Mile 13: Cramp goes from uncomfortable to downright crippling. It feels like a tiny animal has sunk its sharp little teeth into my gut, and the pain shoots up and down the entire right side of my torso. I stop completely and bend over. I start crying because this pain is ruining the end of my race, and THE END IS MY FAVORITE PART! You could argue that my entire 12 weeks of training is all intended to get me to this part, the end, the most exhilarating, impossible miles that make it all worthwhile. And here I was, blubbering like a baby on the side of the trail. I begin to walk again, and well-meaning runners try to encourage me with things like "C'mon!" and "Almost there!" I wanted to turn around and yell at them, "No, no, no! STOP THAT! I don't need that! I don't do this!" I try to run again, but it's more like this really pathetic, limpy jog.

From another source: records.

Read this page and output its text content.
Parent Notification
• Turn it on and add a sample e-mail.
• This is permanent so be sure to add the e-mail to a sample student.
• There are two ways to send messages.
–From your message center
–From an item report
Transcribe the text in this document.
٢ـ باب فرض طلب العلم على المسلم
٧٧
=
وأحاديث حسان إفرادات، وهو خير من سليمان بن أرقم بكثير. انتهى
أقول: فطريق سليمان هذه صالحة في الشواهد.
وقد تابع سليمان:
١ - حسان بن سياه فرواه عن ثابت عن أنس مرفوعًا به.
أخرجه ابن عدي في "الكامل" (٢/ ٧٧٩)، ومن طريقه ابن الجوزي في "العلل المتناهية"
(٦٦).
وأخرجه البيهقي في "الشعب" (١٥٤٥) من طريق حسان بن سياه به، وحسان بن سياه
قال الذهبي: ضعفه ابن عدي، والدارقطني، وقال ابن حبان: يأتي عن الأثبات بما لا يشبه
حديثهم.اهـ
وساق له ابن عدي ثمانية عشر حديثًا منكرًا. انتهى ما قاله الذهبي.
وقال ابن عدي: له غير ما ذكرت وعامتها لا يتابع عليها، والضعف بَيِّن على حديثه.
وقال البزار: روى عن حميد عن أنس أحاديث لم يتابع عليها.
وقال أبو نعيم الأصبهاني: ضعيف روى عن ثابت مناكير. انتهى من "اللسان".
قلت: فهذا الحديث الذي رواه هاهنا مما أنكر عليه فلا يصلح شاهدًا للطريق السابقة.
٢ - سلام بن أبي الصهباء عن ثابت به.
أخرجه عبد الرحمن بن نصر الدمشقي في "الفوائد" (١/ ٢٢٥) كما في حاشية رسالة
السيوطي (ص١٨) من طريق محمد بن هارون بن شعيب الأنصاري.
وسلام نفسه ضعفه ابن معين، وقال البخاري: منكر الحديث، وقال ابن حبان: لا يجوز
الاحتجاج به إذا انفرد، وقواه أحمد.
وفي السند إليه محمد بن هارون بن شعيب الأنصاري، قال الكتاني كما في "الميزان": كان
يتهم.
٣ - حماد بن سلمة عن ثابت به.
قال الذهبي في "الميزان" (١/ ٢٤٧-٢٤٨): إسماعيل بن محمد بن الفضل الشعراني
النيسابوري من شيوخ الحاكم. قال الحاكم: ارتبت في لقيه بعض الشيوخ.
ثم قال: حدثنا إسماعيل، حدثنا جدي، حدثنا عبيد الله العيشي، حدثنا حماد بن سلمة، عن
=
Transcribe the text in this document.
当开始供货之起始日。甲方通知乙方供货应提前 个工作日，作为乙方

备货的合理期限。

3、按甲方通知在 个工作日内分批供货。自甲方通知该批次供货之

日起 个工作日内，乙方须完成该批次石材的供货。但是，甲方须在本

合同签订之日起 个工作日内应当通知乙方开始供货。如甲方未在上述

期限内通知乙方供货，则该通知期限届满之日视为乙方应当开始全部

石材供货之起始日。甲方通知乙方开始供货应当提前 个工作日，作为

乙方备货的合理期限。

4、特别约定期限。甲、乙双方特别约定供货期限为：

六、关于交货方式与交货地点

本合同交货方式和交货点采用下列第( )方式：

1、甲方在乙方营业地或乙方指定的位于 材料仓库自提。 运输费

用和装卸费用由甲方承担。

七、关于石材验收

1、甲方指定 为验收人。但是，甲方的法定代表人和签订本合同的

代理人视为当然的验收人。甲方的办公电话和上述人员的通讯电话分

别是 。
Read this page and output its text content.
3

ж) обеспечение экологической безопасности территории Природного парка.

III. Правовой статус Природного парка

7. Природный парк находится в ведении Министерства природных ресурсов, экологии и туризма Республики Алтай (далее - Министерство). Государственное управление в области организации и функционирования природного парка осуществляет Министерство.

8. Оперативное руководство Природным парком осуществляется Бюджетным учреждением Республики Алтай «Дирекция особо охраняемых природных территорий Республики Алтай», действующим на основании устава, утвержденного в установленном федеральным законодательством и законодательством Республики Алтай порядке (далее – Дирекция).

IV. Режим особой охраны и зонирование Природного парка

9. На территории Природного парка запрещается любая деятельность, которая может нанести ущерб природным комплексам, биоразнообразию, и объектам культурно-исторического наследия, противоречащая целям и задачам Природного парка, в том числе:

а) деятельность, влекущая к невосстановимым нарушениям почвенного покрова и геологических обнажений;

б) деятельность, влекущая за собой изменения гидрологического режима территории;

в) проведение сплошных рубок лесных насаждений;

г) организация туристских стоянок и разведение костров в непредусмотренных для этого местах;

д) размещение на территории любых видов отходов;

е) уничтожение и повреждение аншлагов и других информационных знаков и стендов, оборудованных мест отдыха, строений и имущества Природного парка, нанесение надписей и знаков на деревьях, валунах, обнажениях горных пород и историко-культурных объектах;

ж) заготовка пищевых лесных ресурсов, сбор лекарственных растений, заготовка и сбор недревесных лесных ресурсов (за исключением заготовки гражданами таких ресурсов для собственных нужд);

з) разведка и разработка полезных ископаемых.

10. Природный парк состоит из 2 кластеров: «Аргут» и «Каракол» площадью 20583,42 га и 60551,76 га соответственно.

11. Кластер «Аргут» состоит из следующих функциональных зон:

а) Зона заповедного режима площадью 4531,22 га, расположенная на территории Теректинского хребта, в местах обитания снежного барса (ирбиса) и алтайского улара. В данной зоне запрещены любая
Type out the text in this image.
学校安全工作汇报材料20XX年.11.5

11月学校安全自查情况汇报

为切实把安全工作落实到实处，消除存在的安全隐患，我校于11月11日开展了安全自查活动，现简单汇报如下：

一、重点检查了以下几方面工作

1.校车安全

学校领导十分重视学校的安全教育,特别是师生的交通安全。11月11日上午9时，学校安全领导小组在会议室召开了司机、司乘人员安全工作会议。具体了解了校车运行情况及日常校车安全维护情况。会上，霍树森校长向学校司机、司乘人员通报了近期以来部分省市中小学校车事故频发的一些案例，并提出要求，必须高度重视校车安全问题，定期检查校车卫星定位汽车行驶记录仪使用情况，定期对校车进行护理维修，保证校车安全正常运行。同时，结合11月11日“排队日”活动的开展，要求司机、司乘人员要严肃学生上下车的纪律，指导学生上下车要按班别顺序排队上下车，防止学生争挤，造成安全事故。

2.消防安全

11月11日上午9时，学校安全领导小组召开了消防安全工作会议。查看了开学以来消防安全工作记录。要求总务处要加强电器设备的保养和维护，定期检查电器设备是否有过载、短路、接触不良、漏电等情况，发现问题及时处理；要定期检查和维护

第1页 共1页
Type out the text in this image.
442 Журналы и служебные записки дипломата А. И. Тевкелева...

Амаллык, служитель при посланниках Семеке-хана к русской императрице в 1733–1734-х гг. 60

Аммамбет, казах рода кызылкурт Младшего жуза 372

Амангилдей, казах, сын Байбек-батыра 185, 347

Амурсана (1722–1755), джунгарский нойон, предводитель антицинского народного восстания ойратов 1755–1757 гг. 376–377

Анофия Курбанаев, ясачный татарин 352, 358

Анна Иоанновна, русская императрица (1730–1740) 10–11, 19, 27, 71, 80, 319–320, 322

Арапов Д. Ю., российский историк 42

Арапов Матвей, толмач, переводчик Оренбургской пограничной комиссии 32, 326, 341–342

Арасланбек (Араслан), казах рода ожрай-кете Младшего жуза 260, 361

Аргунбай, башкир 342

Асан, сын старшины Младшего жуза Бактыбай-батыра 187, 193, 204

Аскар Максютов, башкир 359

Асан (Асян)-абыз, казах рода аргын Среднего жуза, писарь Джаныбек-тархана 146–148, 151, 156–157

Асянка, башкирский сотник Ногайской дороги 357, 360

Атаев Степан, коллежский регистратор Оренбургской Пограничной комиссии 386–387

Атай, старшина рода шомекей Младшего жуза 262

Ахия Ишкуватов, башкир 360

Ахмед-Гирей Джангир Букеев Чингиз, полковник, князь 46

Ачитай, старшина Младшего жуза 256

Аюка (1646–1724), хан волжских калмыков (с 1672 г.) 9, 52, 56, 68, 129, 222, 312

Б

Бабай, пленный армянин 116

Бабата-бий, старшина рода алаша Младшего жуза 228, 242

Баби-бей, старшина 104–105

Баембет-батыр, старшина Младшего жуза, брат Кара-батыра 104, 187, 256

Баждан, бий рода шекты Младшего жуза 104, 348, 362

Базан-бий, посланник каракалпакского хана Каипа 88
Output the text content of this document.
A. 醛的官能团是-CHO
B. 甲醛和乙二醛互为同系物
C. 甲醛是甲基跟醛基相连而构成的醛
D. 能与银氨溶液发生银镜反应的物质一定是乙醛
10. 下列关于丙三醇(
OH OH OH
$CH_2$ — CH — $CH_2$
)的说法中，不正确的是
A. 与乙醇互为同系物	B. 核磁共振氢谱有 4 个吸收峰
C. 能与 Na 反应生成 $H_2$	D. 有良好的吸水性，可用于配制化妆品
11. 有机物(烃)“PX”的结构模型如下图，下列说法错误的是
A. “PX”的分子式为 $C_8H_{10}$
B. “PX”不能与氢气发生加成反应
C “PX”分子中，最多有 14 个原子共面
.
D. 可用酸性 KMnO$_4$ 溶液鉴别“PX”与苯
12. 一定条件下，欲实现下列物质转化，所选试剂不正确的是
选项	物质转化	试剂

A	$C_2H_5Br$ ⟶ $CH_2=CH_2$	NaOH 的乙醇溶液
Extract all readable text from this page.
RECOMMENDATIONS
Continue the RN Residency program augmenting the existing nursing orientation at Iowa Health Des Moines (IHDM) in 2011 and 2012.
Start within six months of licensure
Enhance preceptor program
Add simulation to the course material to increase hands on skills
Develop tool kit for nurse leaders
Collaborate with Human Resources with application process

Finish: We hit the last quarter-mile. All of a sudden we're surrounded cheering spectators. I can hear music and I know the end is right around the corner. I forget the pain for a minute or two and hit the finish in a full run. I'm filled with relief that I did not have to WALK across the finish line. Sure, I very nearly crumpled into a heaving heap four steps later, but I did not walk across the finish line.

Overall a decent race, but that ending ... boy, did that sting. And the pain in my side is still there today, so I'm thinking it might have been a mistake to push it. I should have stopped and walked right away, making sure it subsided before I picked up the pace. Save that for next time, I guess. Official results haven't been posted yet, but I'm pretty sure that despite the late setback, I improved on my last time by a minute or two. And I did get a cool medal, which I will display for you now:

3 comments:

Robyn said...

Oh, the shufflet! That kills me. I always seem to find someone like that who annoys the hell out of me. Like the know-it-all at the ACES conference who ended up in every class I went to no matter how much I prayed.

Robyn said...

Oops. I meant "shuffler."

shraddha said...

first off, i am so proud of you for kicking some major ass on the race. But your description of the shuffler, the shooting pain and the lack of gel made me laugh out loud! you know you rock, right?